Tiene muy presentes las intenciones que, hace meses, le señaló el Padre. Así, reza por quienes se preparan para recibir el sacerdocio: «Es algo grande. [...] Hay que pedir mucho por Álvaro, José Luis y Chiqui», los tres que se van a ordenar. También —añade— «hay que encomendar lo de las mujeres». Las mujeres del Opus Dei llevarán, entre otras tareas, las labores domésticas en los centros de la Obra: los trabajos que, hoy por hoy, cargan sobre la hermana del Fundador. El enfermo no la olvida: «Hemos de pedir mucho por Carmen; le debemos mucho a Carmen». Se acuerda de las gestiones, en curso, para la aprobación del Opus Dei por la Santa Sede. Se acuerda de todo, incluido —¡cómo no!— su viejo anhelo por la conversión de Rusia.
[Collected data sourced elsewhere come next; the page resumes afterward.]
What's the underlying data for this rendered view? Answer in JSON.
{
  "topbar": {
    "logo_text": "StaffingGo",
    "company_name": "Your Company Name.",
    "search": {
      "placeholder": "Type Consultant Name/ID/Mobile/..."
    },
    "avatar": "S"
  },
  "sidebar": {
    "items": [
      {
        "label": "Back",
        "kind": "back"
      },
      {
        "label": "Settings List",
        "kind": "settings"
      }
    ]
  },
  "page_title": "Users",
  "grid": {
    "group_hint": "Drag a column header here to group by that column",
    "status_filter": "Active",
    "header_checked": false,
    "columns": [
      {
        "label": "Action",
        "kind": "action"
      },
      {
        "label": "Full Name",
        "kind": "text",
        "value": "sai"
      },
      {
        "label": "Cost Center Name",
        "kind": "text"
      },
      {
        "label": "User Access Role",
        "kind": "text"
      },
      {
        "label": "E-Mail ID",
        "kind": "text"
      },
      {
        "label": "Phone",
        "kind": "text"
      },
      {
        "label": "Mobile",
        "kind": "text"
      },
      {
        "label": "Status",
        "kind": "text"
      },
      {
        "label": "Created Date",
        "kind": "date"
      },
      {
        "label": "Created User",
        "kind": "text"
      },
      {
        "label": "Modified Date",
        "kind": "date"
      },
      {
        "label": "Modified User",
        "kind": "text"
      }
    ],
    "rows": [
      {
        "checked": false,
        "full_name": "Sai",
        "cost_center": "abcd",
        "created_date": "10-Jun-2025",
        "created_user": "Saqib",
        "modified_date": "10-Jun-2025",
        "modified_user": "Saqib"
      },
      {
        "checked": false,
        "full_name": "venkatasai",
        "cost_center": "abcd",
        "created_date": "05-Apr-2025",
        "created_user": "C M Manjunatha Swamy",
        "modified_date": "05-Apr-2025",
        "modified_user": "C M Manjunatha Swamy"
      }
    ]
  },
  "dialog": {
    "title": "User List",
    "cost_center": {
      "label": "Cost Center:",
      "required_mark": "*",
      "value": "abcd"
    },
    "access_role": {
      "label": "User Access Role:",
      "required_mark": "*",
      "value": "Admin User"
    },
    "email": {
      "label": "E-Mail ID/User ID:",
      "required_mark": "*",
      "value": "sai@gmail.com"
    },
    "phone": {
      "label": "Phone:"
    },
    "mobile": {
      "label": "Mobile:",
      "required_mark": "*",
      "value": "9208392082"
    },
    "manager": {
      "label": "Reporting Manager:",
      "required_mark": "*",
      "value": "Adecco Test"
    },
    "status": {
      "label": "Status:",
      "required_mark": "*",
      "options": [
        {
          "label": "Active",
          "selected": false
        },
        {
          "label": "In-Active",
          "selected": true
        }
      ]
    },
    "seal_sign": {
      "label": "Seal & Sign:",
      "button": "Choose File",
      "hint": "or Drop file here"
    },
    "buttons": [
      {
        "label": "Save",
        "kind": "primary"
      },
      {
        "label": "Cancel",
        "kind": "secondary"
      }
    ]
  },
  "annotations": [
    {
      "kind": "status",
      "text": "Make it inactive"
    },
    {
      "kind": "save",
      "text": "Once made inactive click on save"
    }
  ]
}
Son tantas intenciones, dice, que no logra dar abasto.

Para que dé abasto, Dios nuestro Señor amplía su tiempo de oración. Isidoro ya no duerme ni de noche ni de día. «La presencia constante de nuestro Padre Dios —había escrito hace años— es lo que le pido con más intensidad». El Señor le concede ahora ese don. Zorzano, efectivamente, «al caer en cama, estaba durante el día pendiente de Dios, pero decía con tristeza que por la noche se dormía. Mas esto fue sólo al principio. Cuando fue avanzando la enfermedad, ya sólo conseguía adormecerse. Entonces el reloj le sacaba de este estado de sopor y enseguida levantaba su corazón a Dios, lleno de alegría. Se podía oírle pronunciar jaculatorias en su inquieto duermevela». Pero al final, «ya no fue necesario el reloj porque, prácticamente, estaba despierto durante las veinticuatro horas del día: ‘¡Está resuelto el problema de la presencia de Dios constante!’, comenta gozoso». Todo el mundo puede aprovechar su vela orante; también las religiosas del Sanatorio. Sor Antonia de la Inmaculada recordará, por ejemplo, cómo —a petición de las hermanas— Isidoro pasa una noche rezando por dos franciscanos recién fallecidos en la misma clínica.